Brothers and sisters. I want you to have the Trinity. To own it with a passion. To live it. I want you to praise God the Father as creator. To experience God in creation. I want you to know Jesus the Son. Tell his life story. See how your story connects with His story. I want you to feel the power of the Holy Spirit. Pray for perseverance, strength, and help and expect it to happen. Know that the God in all persons is with you and will never leave you. Know that God blesses, helps, and saves.

As a church community we share in the life of our Triune God with each other. Our God makes room for and contains the others. It is a model for us as we live out our earthly life.

We are interconnected. We live a life where we consider our actions. Sometimes making room for others means we must adapt. It may be uncomfortable. Maybe, we must give something up. Share a space. Share our resources. It may be painful. But the discomfort and the pain are shared.

During this covid19 pandemic, we have seen how connecting with others is vital to our health and well-being. It has reminded us that our human connections are deep. I have a friend who is a young mother. She just delivered her new daughter in the hospital without her husband or her mother. In the midst of COVID19, she was thankful to have a nurse with her. Another friend has a mom in a nursing home. Her yearning to be with her mom prompted her to stand outside her mom’s window and write her messages. Seeing her mom on Zoom did not work as her mom has the beginnings of Alzheimer’s and she does not understand that her daughter is talking to her through the tablet.

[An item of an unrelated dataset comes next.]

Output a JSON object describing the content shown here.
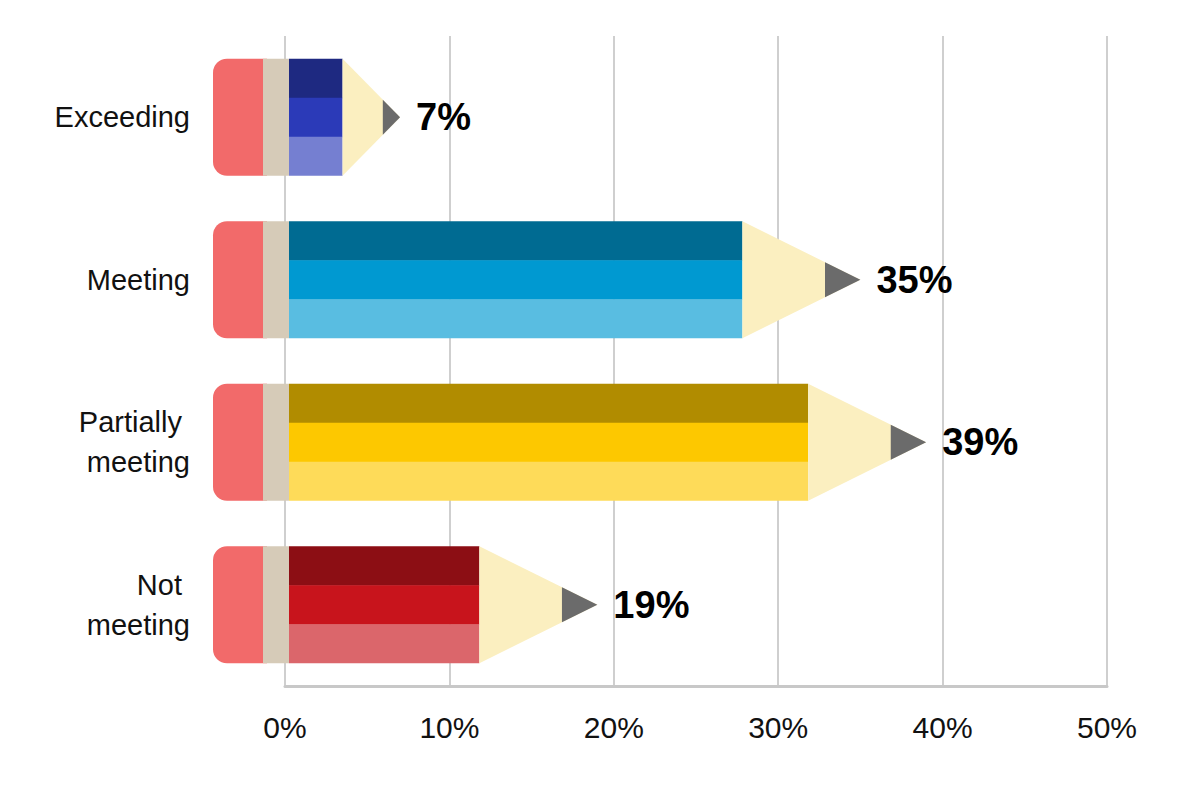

Right now, our church is Zoom. It cannot take the place of St. Thomas’s beautiful sanctuary, or of shaking hands, or of hugging but it gives us a small sense of connection. It helps us appreciate the gift we are to each other. We yearn for the day when we can shake hands again with each other and with strangers, pass the peace in church, and visit loved ones in nursing homes.


We live in community with the Trinity, when we are connected with each other.

I hope, and I pray that each of us stay connected with our triune God personally and communally with each other.

In the name of the Father, and of the Son, and of the Holy Spirit.